Donald Trump, DeepSeek’in teknoloji yarışında güçlenmesi için ABD’li şirketlere bir “uyanış çağrısı” olduğunu söyledi. Ancak ” ulusal güvenliğe bir tehdit” olduğunu ima etmedi.
Aksine maliyetleri düşürürse bunun “iyi” olabileceğini söyledi.
Ancak Avustralyalı bakan Husic, ABC News’e yaptığı açıklamada, “veri ve gizlilik yönetimi” de dahil olmak üzere birçok cevapsız soru olduğunu söyledi. “Bu tür konuların dikkatlice değerlendirilmesi gerektiğini” ifade etti.
İngiltere ve ABD’deki kullanıcılar şimdiye kadar böyle bir endişe dile getirmedi.
DeepSeek, her iki ülkedeki uygulama mağazalarında zirveye fırladı.
Uygulama verilerini analiz eden Sensor Tower’a göre DeepSeek yayımlandığı ilk 18 günde 16 milyon kez indirildi. OpenAI’ın ChatGPT uygulaması aynı sürede 9 milyon kez indirilmişti.
DeepSeek hangi verileri topluyor?
DeepSeek, gizlilik politikasına göre, kullanıcılardan çok sayıda kişisel bilgi topluyor ve bu bilgiler Çin’deki “güvenli sunucularda” saklanıyor.
Bu veriler şunları içerebilir:
- Hesap oluştururken girdiğiniz e-posta adresiniz, telefon numaranız ve doğum tarihiniz
- Metin ve ses dahil olmak üzere herhangi bir kullanıcı girişi ve sohbet geçmişleri
- Telefonunuzun modelinden ve işletim sisteminden IP adresinize kadar “teknik bilgiler”.
DeepSeek bu bilgileri, “güvenlik, emniyet ve istikrarını” artırarak kendisini geliştirmek için kullandığını söylüyor.
Daha sonra bu bilgileri hizmet sağlayıcılar, reklam ortakları ve kendi şirket grubu gibi diğer aktörlerle paylaşacağını ve “gerektiği kadar uzun bir süre” saklayacağını not ediyor.
Dijital gizlilik üzerine çalışan ExpressVPN’ten Lauren Hendry Parsons, “DeepSeek’in teknolojik potansiyeli, özellikle gizlilik politikasının şartları konusunda ciddi endişeler var” diyor.
Parsons özellikle, verilerin “kullanıcı ile hizmet dışındaki eylemlerini eşleştirmeye yardımcı olmak için” kullanılabileceğini belirten bölümüne vurgu yapıyor.

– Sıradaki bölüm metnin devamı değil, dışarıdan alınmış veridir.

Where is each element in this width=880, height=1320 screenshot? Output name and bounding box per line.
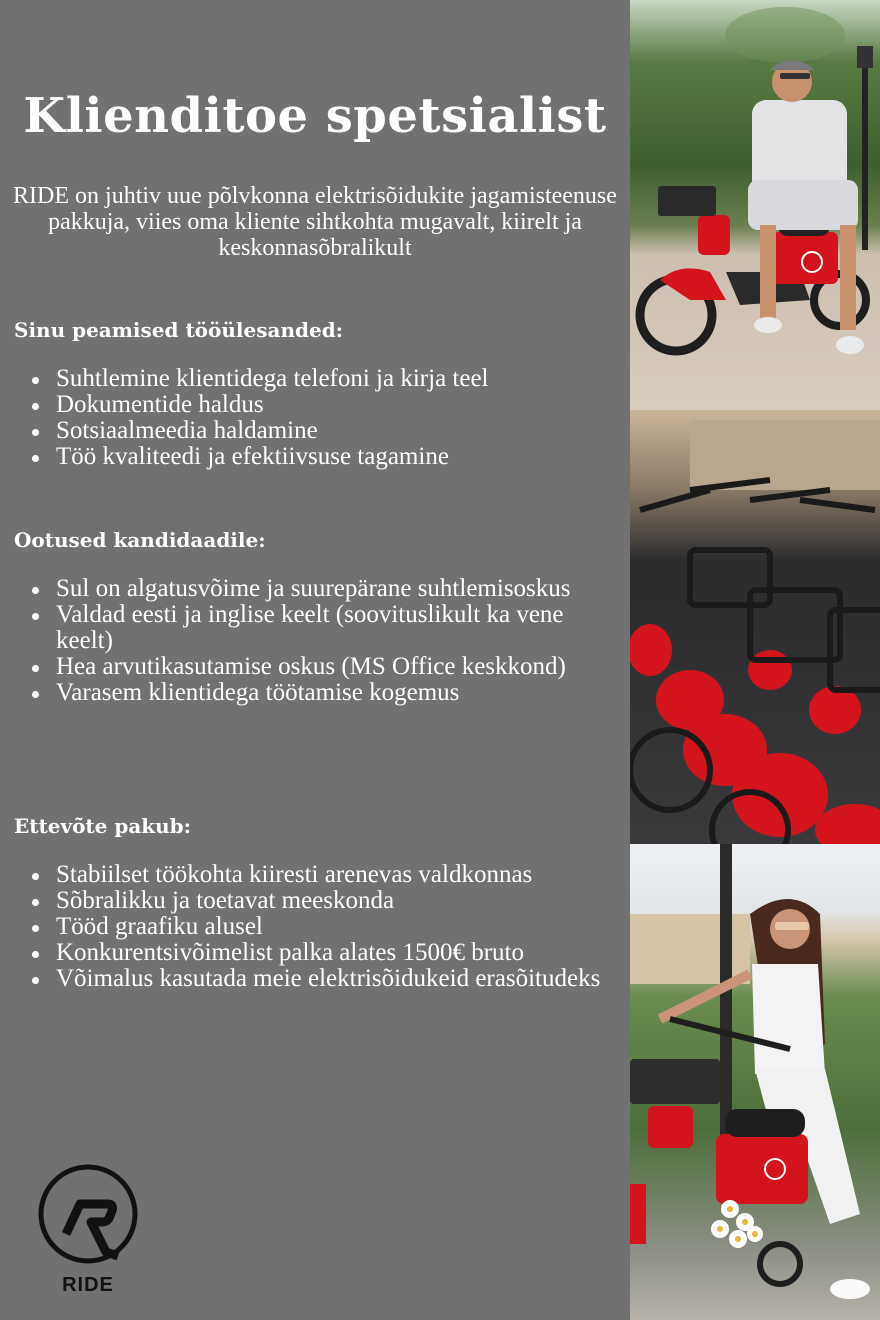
section-expectations (14, 526, 614, 706)
list-item: Võimalus kasutada meie elektrisõidukeid erasõitudeks (56, 966, 614, 992)
logo-wordmark: RIDE (62, 1274, 114, 1296)
section-heading: Sinu peamised tööülesanded: (14, 318, 344, 342)
section-offer (14, 812, 614, 992)
section-heading: Ootused kandidaadile: (14, 528, 266, 552)
job-title: Klienditoe spetsialist (23, 88, 607, 144)
bullet-list (14, 366, 614, 470)
ride-r-circle-icon (36, 1164, 140, 1268)
scooter-woman-illustration (630, 844, 880, 1320)
list-item: Hea arvutikasutamise oskus (MS Office keskkond) (56, 654, 614, 680)
section-heading: Ettevõte pakub: (14, 814, 192, 838)
bullet-list (14, 862, 614, 992)
list-item: Suhtlemine klientidega telefoni ja kirja teel (56, 366, 614, 392)
list-item: Dokumentide haldus (56, 392, 614, 418)
list-item: Varasem klientidega töötamise kogemus (56, 680, 614, 706)
photo-man-on-scooter (630, 0, 880, 410)
section-responsibilities (14, 316, 614, 470)
photo-woman-on-scooter (630, 844, 880, 1320)
list-item: Sul on algatusvõime ja suurepärane suhtlemisoskus (56, 576, 614, 602)
scooter-illustration (630, 0, 880, 410)
ride-logo (36, 1164, 140, 1304)
list-item: Tööd graafiku alusel (56, 914, 614, 940)
list-item: Töö kvaliteedi ja efektiivsuse tagamine (56, 444, 614, 470)
list-item: Valdad eesti ja inglise keelt (soovituslikult ka vene keelt) (56, 602, 614, 654)
list-item: Stabiilset töökohta kiiresti arenevas valdkonnas (56, 862, 614, 888)
list-item: Sõbralikku ja toetavat meeskonda (56, 888, 614, 914)
company-intro: RIDE on juhtiv uue põlvkonna elektrisõidukite jagamisteenuse pakkuja, viies oma kliente sihtkohta mugavalt, kiirelt ja keskonnasõbralikult (13, 183, 617, 261)
photo-scooter-fleet (630, 410, 880, 844)
list-item: Konkurentsivõimelist palka alates 1500€ bruto (56, 940, 614, 966)
bullet-list (14, 576, 614, 706)
list-item: Sotsiaalmeedia haldamine (56, 418, 614, 444)
photo-column (630, 0, 880, 1320)
scooter-fleet-illustration (630, 410, 880, 844)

Bunun “gizliliğiyle ilgili endişe duyan herkes için bir alarm” olduğunu söyledi.
Ancak uygulama çok fazla veri toplasa da uzmanlar bunun kullanıcıların ChatGPT ve Gemini gibi rakipleri veya hatta sosyal medya platformlarının gizlilik politikalarına çok benzediğini belirtiyor.
Güvenli mi, değil mi?
Oxford Information Labs’ın CEO’su Emily Taylor, “Web veya uygulama ile erişilebilen herhangi bir yapay zeka modeli için, kendisine sorulan ya da kendisinden istenenler, o modelin yapımcıları için kullanılabilir hale gelir” diyor ve ekliyor:
“Bu nedenle, gizli veya ulusal güvenlik alanlarında çalışan herkesin bu risklerin farkında olması gerekir”.
Salford Üniversitesi’nden Dr. Richard Whittle da uygulama ile ilgili “veri ve gizlilik konusunda çeşitli endişeleri” olduğunu, ancak ABD’de kullanılan modellerle ilgili de “birçok endişe” olduğunu söyledi:
“Kullanıcı her zaman dikkatli olmalı”.
İngiltere veri düzenleyicisi ICO, kullanıcıların, verilerinin AI modellerini eğitmek için kullanılmasıyla ilgili haklarının farkında olmaları konusunda uyardı.